RALEIGH (WTVD) -- Times are tough, and when you lose your job, you're trying to pick up the pieces fast. That's what happened to Christine Rosin. She filed for unemployment shortly after losing her job.
But more than two months after filing, she was still left with no benefits. She quickly grew tired of the frustrating task of logging on to the state's website to file her unemployment claim only to be denied weekly.
"I'm waiting three weeks without anything being in there, that's when I knew it was a problem," Rosin recalled.
The problem was the system showed she was getting a year's worth of severance pay from her former employer. She got a letter from the employer stating that was incorrect, and she said her case worker told her he'd make the correction so she'd begin getting her benefits.
"I don't get it Friday. So, then the next week I think, 'Okay, well it's gotta come the next week because it's Christmas and that just didn't work out and now he's got a few more days.' Nothing, so, January 1, that's when I started calling," said Rosin.
That's when Rosin says she learned her case worker had retired and nothing had been done with her paperwork. She was told she'd have to file an appeal. Meanwhile, she'd been out of work for six weeks with no money coming in.
"Very frustrated, you know - being that I have two boys - that mom's not working," said Rosin. "To just be passed along and passed along, and to say, 'It's gonna be okay.' They keep telling me it's gonna be okay, but they can't give you the answers."
After another month of waiting, Rosin turned to me and we got her a quick response.
"It came down to hours once you had gotten a hold of the letter, and to get with them and to get this cleared up.
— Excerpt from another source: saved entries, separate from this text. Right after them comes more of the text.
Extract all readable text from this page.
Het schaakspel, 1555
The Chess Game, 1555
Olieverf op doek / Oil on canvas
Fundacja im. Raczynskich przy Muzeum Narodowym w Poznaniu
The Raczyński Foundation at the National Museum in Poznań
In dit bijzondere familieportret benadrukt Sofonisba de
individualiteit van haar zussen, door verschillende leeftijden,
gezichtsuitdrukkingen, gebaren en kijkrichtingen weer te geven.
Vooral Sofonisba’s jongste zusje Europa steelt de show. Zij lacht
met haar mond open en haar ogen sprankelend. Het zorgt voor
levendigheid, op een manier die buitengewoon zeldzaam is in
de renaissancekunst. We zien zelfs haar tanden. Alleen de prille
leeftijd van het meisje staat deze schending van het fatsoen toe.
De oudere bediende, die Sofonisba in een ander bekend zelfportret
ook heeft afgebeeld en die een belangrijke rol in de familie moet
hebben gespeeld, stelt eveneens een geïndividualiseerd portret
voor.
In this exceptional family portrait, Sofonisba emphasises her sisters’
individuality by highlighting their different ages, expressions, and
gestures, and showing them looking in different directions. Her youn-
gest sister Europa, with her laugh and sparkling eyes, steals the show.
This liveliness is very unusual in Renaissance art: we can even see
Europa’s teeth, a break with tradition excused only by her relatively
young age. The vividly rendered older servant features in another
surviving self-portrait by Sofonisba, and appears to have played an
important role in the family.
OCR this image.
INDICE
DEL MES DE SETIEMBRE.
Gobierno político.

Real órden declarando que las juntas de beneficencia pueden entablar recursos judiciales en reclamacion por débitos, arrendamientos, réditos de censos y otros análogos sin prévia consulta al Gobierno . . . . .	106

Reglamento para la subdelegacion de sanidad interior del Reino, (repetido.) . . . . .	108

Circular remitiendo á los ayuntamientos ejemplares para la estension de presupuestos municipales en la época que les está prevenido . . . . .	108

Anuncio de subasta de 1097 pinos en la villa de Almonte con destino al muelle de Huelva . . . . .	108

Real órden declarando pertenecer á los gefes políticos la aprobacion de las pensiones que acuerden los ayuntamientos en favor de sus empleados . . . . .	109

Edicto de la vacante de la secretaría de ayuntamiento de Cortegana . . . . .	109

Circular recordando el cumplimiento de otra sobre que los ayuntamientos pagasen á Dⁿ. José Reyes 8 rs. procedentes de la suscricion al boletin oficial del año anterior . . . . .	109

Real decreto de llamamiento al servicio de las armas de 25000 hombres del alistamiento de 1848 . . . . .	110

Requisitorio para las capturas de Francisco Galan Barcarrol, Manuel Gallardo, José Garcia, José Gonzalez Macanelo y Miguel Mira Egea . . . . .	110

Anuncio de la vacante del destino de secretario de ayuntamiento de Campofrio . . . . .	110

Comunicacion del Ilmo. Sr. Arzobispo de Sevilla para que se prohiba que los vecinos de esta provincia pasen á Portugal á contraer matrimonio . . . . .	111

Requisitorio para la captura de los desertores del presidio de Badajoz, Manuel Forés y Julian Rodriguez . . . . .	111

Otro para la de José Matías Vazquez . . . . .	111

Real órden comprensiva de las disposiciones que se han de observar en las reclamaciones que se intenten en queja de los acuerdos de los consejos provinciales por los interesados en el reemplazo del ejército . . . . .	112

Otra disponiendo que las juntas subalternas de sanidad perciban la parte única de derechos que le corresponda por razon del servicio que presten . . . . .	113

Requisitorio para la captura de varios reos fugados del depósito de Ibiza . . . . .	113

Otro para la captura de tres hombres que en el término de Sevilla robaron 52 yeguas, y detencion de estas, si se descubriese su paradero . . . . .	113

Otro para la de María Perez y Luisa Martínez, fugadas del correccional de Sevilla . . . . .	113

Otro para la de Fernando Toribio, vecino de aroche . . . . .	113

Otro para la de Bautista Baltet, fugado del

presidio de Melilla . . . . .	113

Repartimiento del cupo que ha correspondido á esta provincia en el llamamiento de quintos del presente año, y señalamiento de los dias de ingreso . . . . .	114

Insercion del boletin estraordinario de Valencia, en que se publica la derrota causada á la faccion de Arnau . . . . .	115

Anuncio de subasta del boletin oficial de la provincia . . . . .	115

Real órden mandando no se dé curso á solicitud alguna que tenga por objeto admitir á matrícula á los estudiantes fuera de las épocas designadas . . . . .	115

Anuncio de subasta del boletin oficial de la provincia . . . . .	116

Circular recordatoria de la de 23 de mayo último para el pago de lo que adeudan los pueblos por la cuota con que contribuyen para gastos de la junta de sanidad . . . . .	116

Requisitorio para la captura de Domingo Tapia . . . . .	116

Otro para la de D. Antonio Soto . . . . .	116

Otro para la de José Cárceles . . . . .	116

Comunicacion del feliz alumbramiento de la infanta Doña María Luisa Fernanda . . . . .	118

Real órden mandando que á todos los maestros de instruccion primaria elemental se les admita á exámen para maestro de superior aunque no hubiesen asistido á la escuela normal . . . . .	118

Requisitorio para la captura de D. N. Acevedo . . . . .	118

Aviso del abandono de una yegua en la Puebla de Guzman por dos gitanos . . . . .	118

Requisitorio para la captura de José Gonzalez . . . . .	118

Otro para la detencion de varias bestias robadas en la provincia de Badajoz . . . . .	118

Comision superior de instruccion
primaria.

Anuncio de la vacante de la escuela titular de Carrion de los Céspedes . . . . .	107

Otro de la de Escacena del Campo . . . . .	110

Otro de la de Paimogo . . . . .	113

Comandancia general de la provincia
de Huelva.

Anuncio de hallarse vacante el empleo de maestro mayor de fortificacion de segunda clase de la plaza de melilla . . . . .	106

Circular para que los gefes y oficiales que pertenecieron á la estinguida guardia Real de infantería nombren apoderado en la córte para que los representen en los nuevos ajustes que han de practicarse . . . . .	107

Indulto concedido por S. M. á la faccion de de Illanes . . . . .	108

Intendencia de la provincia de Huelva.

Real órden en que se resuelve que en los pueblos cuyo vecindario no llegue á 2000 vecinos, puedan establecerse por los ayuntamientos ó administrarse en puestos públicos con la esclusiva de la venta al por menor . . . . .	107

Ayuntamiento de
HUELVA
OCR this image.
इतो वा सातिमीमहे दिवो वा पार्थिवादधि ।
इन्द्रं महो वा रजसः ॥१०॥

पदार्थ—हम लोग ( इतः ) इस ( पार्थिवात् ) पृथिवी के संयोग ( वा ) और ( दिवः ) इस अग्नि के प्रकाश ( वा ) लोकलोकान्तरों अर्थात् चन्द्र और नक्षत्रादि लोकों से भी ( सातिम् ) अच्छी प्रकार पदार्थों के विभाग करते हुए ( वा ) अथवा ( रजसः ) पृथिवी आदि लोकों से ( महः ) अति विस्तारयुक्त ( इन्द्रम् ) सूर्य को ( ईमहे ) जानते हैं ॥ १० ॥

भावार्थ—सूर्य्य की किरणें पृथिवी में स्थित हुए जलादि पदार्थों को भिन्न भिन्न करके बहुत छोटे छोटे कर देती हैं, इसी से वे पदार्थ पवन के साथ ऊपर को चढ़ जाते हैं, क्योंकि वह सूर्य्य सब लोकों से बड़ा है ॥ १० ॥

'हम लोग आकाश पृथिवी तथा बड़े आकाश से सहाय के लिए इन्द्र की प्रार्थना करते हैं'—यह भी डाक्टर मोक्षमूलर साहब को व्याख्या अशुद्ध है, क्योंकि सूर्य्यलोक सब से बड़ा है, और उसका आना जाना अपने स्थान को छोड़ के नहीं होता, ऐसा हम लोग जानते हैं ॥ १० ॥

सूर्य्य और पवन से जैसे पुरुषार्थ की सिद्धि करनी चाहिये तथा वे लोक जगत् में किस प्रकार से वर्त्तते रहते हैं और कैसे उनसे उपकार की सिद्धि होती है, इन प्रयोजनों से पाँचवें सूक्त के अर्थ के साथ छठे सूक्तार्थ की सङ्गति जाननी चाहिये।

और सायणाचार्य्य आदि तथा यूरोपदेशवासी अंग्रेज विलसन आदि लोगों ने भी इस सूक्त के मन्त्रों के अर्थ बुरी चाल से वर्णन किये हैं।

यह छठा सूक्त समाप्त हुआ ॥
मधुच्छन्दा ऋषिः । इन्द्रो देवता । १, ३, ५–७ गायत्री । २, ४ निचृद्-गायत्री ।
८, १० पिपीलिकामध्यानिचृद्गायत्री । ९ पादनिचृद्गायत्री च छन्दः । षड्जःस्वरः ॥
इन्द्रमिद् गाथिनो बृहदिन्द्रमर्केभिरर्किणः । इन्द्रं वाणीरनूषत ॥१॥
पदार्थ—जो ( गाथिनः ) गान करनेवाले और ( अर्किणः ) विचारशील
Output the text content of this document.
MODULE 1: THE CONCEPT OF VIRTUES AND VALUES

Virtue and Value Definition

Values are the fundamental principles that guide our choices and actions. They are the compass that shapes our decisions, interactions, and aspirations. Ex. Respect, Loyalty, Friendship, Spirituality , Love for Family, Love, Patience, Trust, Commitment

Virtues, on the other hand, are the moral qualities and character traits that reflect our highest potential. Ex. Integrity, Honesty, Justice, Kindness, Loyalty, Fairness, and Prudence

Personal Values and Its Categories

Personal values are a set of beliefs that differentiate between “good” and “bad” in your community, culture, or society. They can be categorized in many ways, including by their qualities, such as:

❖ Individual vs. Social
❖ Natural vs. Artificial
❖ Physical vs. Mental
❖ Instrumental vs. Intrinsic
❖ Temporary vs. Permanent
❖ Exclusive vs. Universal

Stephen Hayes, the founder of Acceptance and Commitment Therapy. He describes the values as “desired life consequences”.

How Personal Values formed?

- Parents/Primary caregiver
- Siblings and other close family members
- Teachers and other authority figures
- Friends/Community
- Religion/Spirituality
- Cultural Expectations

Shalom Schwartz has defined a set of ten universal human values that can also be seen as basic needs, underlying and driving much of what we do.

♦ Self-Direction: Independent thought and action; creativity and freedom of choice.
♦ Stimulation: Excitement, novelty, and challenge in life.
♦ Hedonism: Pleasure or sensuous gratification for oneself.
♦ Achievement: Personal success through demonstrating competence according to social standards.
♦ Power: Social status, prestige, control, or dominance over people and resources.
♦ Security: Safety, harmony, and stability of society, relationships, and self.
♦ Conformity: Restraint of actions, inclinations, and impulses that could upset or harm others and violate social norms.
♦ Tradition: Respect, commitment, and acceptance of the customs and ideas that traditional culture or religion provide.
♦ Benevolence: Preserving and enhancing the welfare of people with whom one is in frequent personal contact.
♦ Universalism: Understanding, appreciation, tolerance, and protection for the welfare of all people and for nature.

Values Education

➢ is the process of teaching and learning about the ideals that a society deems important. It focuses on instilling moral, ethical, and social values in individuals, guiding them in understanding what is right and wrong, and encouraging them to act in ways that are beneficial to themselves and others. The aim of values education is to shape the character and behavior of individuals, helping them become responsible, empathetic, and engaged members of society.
Hours, and I had an answer from somebody," said Rosin.
Rosin was approved for benefits, and got 11 weeks of back pay starting when she first filed her claim in November.
"He said, 'This should never be happening. I have this piece of paper sitting in front of me. It's as plain as day you're not getting money from your ex-employer.' And this is the same letter that everybody else had seen," said Rosin.
The state says the initial delay was due to an error by Rosin and her former employer. But Rosin told ABC11 that was the first she's heard that.
The state does admit Rosin should have been told to appeal her case as soon as her initial claim got denied. As for the appeals process, a state representative told us it normally takes four to six weeks.